Riffle’s passion for helping players reach their potential stems in part from his own journey as a ball player. Signed to a minor league deal out of a tryout camp when he was a teenager, Riffle played for months in the minors until sidelined by a back injury. After rehab, Riffle hit the circuit, working hard to get tryouts with various teams.
“I was able to tryout with a few major league clubs,” Riffle said. “The Reds, the Marlins — but my favorite was the Indians. Growing up around Cleveland, that was my dream.”
Riffle’s tryout with the Indians began the way many do: timed runs combined with a timed position throw – in Riffle’s case, centerfield.
“They literally time how long it takes the ball to reach homeplate from your position,” he said. “If the run time and the throw time are good enough, they invite you to stick around for some more drills.”
Riffle’s times with the Indians were impressive enough that he got to not only stick around, but take some swings from home plate at Jacobs (now Progressive) Field, the home stadium for the Indians. While Riffle ultimately didn’t make the team, he did make good on a personal dream.

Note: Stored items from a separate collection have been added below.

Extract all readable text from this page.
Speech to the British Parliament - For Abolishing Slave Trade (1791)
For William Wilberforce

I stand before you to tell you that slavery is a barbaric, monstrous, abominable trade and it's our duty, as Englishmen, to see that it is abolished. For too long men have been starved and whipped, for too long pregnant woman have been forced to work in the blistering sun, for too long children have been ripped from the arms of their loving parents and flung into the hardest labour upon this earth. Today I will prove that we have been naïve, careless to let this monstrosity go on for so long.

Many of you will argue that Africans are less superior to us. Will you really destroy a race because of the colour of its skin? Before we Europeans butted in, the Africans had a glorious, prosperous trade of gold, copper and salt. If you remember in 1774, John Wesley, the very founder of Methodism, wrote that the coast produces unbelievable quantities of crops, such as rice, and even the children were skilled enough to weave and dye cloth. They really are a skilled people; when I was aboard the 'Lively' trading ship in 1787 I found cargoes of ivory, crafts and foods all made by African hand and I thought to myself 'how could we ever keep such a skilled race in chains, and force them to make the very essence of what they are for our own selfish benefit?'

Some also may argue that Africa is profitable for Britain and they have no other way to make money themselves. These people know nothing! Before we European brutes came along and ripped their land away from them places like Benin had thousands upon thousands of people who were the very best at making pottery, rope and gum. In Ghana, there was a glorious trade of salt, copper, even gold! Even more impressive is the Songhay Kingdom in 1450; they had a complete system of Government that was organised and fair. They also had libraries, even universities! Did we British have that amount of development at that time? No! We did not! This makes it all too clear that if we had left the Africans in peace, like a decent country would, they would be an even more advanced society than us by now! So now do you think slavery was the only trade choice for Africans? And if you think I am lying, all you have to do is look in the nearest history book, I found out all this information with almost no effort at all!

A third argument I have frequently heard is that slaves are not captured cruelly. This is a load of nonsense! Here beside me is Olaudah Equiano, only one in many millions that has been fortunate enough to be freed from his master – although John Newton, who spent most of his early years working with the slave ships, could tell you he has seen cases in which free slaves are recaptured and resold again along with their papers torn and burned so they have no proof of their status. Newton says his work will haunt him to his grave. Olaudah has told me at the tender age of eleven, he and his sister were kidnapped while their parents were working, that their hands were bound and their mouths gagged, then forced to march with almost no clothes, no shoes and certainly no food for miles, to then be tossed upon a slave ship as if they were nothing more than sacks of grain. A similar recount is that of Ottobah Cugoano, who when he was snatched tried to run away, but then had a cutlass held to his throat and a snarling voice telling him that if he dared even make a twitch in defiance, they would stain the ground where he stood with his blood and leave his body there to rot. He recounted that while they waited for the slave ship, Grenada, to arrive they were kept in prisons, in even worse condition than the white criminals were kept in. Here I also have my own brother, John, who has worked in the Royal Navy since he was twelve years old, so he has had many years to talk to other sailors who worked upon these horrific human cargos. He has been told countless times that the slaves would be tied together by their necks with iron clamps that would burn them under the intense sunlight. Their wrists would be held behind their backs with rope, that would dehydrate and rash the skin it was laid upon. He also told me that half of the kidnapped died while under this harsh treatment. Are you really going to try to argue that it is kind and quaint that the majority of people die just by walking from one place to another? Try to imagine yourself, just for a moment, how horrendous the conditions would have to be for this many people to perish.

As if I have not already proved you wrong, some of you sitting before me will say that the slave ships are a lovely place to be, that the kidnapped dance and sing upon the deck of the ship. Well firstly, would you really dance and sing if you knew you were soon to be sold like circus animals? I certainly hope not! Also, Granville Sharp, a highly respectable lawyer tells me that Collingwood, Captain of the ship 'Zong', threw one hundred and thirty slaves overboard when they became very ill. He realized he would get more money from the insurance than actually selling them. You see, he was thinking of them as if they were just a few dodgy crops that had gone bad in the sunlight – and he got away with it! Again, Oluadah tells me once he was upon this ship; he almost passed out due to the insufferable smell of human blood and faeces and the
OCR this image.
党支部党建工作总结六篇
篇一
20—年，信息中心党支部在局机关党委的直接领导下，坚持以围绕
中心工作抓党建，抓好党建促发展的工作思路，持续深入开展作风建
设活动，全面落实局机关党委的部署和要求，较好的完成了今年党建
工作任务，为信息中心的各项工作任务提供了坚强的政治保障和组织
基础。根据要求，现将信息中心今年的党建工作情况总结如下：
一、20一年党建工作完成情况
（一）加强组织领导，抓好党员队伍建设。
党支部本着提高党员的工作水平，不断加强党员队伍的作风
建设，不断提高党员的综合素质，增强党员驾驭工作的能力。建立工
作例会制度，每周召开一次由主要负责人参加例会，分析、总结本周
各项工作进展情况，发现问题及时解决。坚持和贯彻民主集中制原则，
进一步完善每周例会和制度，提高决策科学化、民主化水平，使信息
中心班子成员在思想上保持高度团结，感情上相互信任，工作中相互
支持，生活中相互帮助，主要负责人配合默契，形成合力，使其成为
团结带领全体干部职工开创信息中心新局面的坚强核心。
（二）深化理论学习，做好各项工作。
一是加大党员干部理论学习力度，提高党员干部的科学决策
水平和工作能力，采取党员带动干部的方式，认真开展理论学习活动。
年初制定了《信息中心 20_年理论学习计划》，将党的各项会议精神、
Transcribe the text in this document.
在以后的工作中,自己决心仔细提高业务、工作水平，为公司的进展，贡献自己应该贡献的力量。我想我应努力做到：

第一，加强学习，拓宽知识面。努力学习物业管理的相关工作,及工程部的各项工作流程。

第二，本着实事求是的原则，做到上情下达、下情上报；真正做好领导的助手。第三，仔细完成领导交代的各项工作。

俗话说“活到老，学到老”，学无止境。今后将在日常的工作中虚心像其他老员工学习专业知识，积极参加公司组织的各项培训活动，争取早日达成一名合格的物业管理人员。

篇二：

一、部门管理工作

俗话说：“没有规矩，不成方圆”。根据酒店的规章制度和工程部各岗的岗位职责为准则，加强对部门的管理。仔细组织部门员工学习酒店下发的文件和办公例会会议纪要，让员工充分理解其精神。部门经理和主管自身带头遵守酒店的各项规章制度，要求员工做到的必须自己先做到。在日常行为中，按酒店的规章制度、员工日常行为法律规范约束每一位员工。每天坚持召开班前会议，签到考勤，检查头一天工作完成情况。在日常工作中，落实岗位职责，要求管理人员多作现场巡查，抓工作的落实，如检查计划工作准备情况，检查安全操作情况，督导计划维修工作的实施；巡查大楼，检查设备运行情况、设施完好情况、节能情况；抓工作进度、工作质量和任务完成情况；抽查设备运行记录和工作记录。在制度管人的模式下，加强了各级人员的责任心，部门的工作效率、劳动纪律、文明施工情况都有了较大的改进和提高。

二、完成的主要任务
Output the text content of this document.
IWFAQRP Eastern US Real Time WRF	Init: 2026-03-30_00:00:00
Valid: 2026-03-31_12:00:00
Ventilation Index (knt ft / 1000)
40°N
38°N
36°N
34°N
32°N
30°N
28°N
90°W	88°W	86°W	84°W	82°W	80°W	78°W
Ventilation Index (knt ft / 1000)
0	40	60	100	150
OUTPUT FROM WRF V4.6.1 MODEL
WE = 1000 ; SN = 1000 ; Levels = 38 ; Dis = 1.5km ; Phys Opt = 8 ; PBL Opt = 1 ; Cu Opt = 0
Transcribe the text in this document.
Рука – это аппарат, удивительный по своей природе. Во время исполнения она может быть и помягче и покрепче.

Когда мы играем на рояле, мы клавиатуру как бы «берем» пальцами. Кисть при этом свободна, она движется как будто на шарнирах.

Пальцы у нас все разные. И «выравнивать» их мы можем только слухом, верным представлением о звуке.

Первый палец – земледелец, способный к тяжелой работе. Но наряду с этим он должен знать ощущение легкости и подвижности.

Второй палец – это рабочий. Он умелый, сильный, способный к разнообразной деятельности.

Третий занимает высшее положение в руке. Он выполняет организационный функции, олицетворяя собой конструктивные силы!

“They had this left-handed pitching prospect throwing to me, and I was hitting some solid shots off of him. I was able to turn on the final pitch and sent a ball over Jacob’s Ladder in left field. All my life, I’d dreamed of hitting a home run from that batter’s box, and there it was. I walked off the field, grabbed the ball, and never looked back.”
Riffle went onto play competitive softball with some other former ball players, but fatherhood channeled his love of the game into coaching.
“I love seeing kids grow, seeing a kid come into his own as a player, and the confidence they get from that growth,” Riffle said. “Plus, I get to help them develop their character and integrity. It’s a great way to remind the kids that there is more to be gained than just being great at a sport.”
The Grayson Heat have already begun their offseason training, and the team is hoping to offset some of the costs to its families via a GoFundMe page. The team is looking to raise $5,000 to cover uniforms, equipment, and travel expenditures, including a hoped-for trip to see Riffle’s friend Steve Geltz at the Tampa Bay Rays spring training site.
“There are two things that are true about me,” Riffle said. “I have the love of Christ in me, and I have a passion for baseball. This team is just God’s way of allowing me to share both in a way that makes a difference.”